Davvero un bruttissimo modo, per questi amici, di celebrare il 78° anniversario della liberazione del nostro paese dal nazifascismo, ma un modo autentico e rivelatore.

Autentico perché il presente della nostra Europa, lungo tutti i suoi confini, è quello descritto in presa diretta dal bar di un ameno alberghetto croato: pattugliamenti di polizia in prossimità delle blindatissime frontiere, inseguimenti, arresti, violenze, respingimenti.
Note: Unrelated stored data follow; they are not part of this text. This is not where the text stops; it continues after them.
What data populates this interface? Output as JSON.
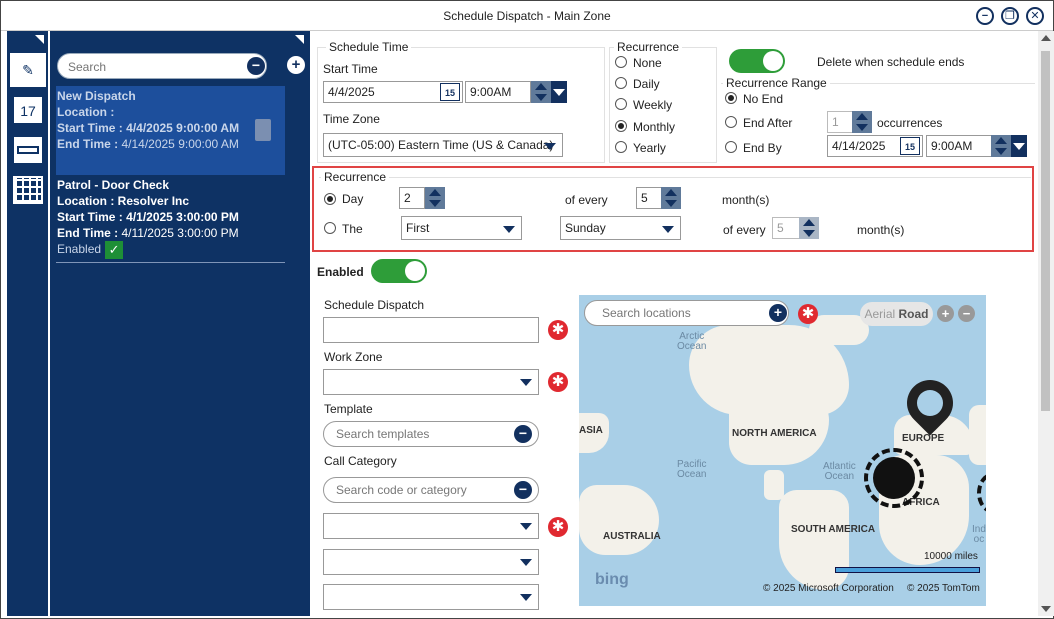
{
  "window": {
    "title": "Schedule Dispatch - Main Zone"
  },
  "list": {
    "search_placeholder": "Search",
    "items": [
      {
        "title": "New Dispatch",
        "location_label": "Location :",
        "location": "",
        "start_label": "Start Time :",
        "start": "4/4/2025 9:00:00 AM",
        "end_label": "End Time :",
        "end": "4/14/2025 9:00:00 AM"
      },
      {
        "title": "Patrol - Door Check",
        "location_label": "Location :",
        "location": "Resolver Inc",
        "start_label": "Start Time :",
        "start": "4/1/2025 3:00:00 PM",
        "end_label": "End Time :",
        "end": "4/11/2025 3:00:00 PM",
        "status": "Enabled"
      }
    ]
  },
  "iconbar": {
    "calendar_day": "17"
  },
  "schedule_time": {
    "legend": "Schedule Time",
    "start_time_label": "Start Time",
    "start_date": "4/4/2025",
    "start_time": "9:00AM",
    "time_zone_label": "Time Zone",
    "time_zone": "(UTC-05:00) Eastern Time (US & Canada)",
    "calendar_icon_day": "15"
  },
  "recurrence_type": {
    "legend": "Recurrence",
    "options": [
      "None",
      "Daily",
      "Weekly",
      "Monthly",
      "Yearly"
    ],
    "selected": "Monthly"
  },
  "delete_when_ends": {
    "label": "Delete when schedule ends",
    "on": true
  },
  "range": {
    "legend": "Recurrence Range",
    "no_end": "No End",
    "end_after": "End After",
    "occurrences_value": "1",
    "occurrences_label": "occurrences",
    "end_by": "End By",
    "end_date": "4/14/2025",
    "end_time": "9:00AM",
    "selected": "No End"
  },
  "monthly": {
    "legend": "Recurrence",
    "day_label": "Day",
    "day_value": "2",
    "of_every": "of every",
    "every_value": "5",
    "months": "month(s)",
    "the_label": "The",
    "ordinal": "First",
    "weekday": "Sunday",
    "of_every2": "of every",
    "every_value2": "5",
    "months2": "month(s)",
    "selected": "Day"
  },
  "enabled": {
    "label": "Enabled",
    "on": true
  },
  "form": {
    "schedule_dispatch_label": "Schedule Dispatch",
    "work_zone_label": "Work Zone",
    "template_label": "Template",
    "template_placeholder": "Search templates",
    "call_category_label": "Call Category",
    "call_category_placeholder": "Search code or category"
  },
  "map": {
    "search_placeholder": "Search locations",
    "aerial": "Aerial",
    "road": "Road",
    "labels": {
      "north_america": "NORTH AMERICA",
      "south_america": "SOUTH AMERICA",
      "europe": "EUROPE",
      "africa": "AFRICA",
      "australia": "AUSTRALIA",
      "asia": "ASIA"
    },
    "oceans": {
      "arctic": "Arctic\nOcean",
      "pacific": "Pacific\nOcean",
      "atlantic": "Atlantic\nOcean",
      "indian": "Ind\noc"
    },
    "scale": "10000 miles",
    "copyright_ms": "© 2025 Microsoft Corporation",
    "copyright_tt": "© 2025 TomTom",
    "brand": "bing"
  },
  "colors": {
    "accent": "#0e3264",
    "selected": "#1d4f9c",
    "toggle": "#2e9d39",
    "required": "#e02930",
    "highlight": "#e04444"
  }
}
È in atto uno scontro fra il “sogno europeo” di chi viene da fuori e gioca la scommessa della vita, rischiando tutto, per accedere al benessere, alle garanzie, alla promessa di civiltà delle democrazie del Vecchio Continente e la realtà di un’Europa che il suo “sogno” lo ha chiuso in un cassetto, sbarrando le frontiere, e lo riserva semmai, in dosi minori di un tempo e secondo una logica di neo apartheid, solo a chi abbia la fortuna di essere già al di qua di fili spinati, muri, fossati, fortificazioni, tecno-sorveglianza e a chi, fra gli “stranieri”, sia ammesso a varcare il confine e venga quindi “promosso” al rango di cittadino europeo, o meglio di quasi cittadino, perché lo stigma della diversità e dell’inferiore rango originario resta fatalmente impresso sui corpi e nelle identità dei “salvati”.
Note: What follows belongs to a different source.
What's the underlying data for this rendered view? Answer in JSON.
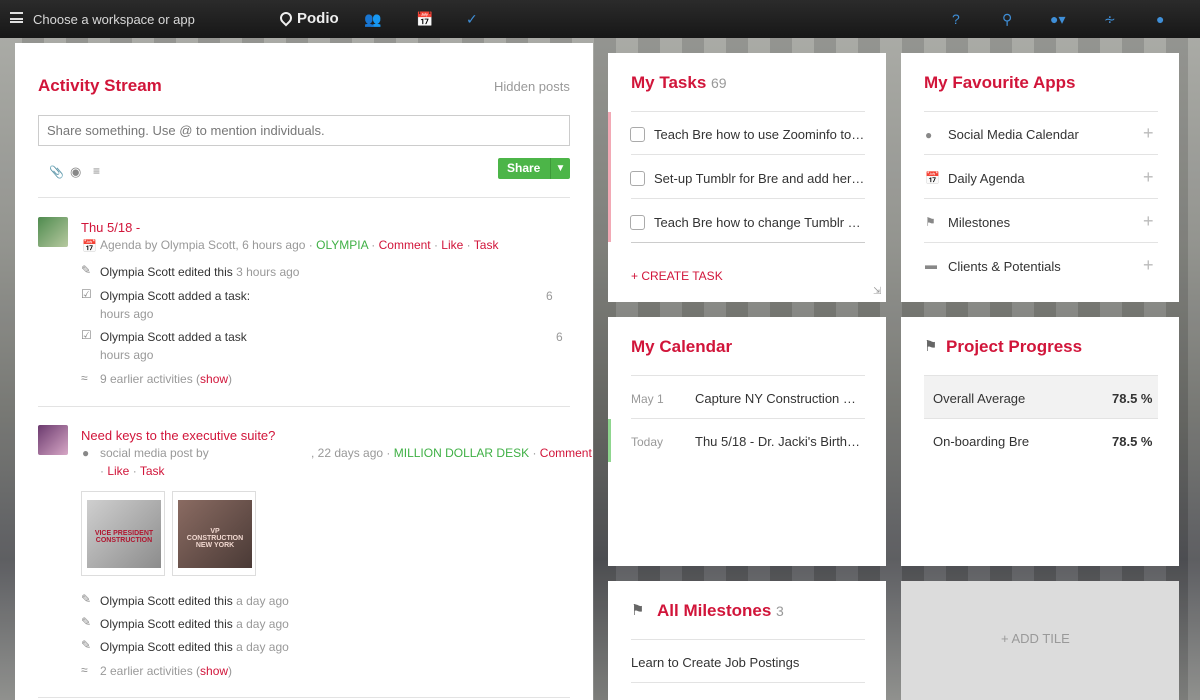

È poi rivelatore, quel modo di “celebrare” involontariamente il 25 aprile in Croazia, perché mette a nudo una contraddizione profonda e dolorosa sul senso attuale dell’antifascismo, così discusso nella lunghissima vigilia di quest’anno per via della presenza al governo della destra estrema.

È stato un 25 aprile molto speciale: preparato, raccontato, analizzato come non avveniva da tempo, e nel nostro campo, il campo antifascista lo abbiamo vissuto con orgoglio e un certo senso di gratificazione. In fondo, le sparate del presidente del Senato, gli imbarazzi della presidente del Consiglio, le rabbiose esternazioni di tanti esponenti politici e commentatori vicini alle destre di governo, ci hanno fortificati, ci hanno permesso di confermare a noi stessi la convinzione d’essere dalla parte giusta della storia e anche della memoria. E però quell’episodio in Croazia è molto più di un tarlo che scava piano piano un legno stagionato e robusto, è molto più di un dubbio sull’arretramento della “democrazia reale” rispetto a quella descritta nella nostra Costituzione “nata dall’antifascismo” e nei trattati istitutivi dell’Unione europea. Quell’episodio, per ciò che rivela, è il classico elefante nella stanza, così grande e così ingombrante che per non vederlo occorre almeno dargli le spalle, fingere che non esista. Perché se lo sguardo si fissa sopra di lui, l’elefante appare per quel che è: una presenza così imponente da oscurare la vista e mutare radicalmente la scena.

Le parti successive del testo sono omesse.